A USAID-supported study is expanding options for HIV prevention products for women and girls in Africa, a population disproportionately affected by the virus; in sub-Saharan Africa adolescent girls and young women were more than three times as likely to acquire HIV than their male peers in 2022. The study is also generating new evidence on product perspectives and preferences to help increase HIV prevention coverage and reduce new HIV infections.
Through funding from the U.S. President's Emergency Plan for AIDS Relief (PEPFAR), USAID's Catalyzing Access to New Prevention Products to Stop HIV (CATALYST) is a first-of-its-kind study that provides full information on and access to three biomedical HIV prevention methods - daily oral pre-exposure prophylaxis (PrEP), the dapivirine ring (a monthly vaginal ring also called the PrEP ring), and the newly-introduced injectable cabotegravir for PrEP (CAB PrEP) that is administered every two months. So far, CATALYST has enrolled nearly 4,000 participants in Kenya, Lesotho, South Africa, Uganda, and Zimbabwe.

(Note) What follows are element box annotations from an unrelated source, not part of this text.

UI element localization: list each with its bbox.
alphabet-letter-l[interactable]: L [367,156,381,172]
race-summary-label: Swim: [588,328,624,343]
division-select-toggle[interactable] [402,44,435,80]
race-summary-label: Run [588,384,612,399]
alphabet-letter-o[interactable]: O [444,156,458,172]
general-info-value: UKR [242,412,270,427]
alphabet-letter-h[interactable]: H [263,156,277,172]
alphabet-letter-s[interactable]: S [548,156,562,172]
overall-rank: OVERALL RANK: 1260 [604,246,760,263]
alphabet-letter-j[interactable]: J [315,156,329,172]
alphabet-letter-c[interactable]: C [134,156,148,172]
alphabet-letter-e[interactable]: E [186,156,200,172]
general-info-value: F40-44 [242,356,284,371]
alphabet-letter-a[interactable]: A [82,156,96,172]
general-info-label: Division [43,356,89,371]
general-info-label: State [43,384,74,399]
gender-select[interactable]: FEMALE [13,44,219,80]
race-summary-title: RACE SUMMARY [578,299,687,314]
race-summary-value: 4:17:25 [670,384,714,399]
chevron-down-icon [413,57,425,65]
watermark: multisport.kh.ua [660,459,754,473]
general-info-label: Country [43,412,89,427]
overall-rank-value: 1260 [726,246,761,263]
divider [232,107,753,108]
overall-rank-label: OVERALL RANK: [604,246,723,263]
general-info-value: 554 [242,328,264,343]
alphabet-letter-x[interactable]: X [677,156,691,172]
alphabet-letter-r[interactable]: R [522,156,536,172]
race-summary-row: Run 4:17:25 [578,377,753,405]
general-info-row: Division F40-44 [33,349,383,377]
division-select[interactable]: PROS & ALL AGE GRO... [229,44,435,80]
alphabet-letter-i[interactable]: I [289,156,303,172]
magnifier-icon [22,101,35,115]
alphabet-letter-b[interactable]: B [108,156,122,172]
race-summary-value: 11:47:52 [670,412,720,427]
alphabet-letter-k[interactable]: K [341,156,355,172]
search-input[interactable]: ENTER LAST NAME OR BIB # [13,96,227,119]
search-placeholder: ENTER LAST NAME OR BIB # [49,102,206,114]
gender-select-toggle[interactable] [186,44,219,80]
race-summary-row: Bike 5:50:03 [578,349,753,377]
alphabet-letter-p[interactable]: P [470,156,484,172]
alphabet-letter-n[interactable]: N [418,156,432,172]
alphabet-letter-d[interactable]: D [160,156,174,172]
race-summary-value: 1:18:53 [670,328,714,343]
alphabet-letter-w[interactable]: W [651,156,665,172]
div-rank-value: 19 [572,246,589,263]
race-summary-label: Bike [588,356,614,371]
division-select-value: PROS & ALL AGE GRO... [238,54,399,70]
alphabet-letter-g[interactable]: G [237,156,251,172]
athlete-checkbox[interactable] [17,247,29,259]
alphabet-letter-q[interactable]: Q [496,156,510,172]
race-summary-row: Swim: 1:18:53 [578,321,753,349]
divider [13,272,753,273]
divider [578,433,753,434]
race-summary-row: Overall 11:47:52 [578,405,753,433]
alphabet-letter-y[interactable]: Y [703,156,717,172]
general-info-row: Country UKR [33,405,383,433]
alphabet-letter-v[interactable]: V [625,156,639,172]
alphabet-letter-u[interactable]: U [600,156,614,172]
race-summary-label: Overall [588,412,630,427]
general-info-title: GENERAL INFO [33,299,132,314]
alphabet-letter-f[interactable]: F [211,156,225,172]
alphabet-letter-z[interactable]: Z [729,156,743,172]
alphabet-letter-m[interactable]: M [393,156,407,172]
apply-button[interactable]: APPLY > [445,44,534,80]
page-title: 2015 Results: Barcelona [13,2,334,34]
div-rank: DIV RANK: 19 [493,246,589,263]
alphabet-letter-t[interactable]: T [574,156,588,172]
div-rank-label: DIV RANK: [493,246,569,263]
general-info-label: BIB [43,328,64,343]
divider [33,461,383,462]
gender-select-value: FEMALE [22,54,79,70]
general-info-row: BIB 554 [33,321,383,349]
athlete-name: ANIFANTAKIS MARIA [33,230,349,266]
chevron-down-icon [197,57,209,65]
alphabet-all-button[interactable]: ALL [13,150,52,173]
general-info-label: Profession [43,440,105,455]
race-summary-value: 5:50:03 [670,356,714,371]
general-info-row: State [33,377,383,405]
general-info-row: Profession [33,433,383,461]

USAID is a key implementing agency for PEPFAR which has saved more than 25 million lives since 2003. With this new study, USAID advances HIV prevention science for adolescent girls and young women, getting us closer to the goal of ending HIV as a public health threat by 2030.
CATALYST, which started in May 2023, aims to accelerate access to a suite of biomedical HIV prevention methods and comprehensive counseling to support young women and girls in making a fully informed decision of method. The results of the study will improve access, counseling, and options for women as this new generation of HIV prevention products comes to market. By offering three distinct prevention options and tracking participant feedback, PEPFAR-supported service delivery sites can better anticipate the demand for new methods and then offer methods that are more likely to meet the specific needs and preferences of women and girls.
Adolescent girls and young women, especially in sub-Saharan Africa, face a higher risk of HIV infection due to the underlying biology of HIV transmission that is amplified by factors such as social and gender inequities, poverty, discrimination, orphanhood, gender-based violence, and inadequate schooling. These women at substantial risk of acquiring HIV often find challenges in the limited number of HIV prevention options available to them. In particular, daily oral pills can be challenging to use consistently and lack the ability to adhere to medicines discreetly, which may increase experienced or perceived stigma for users.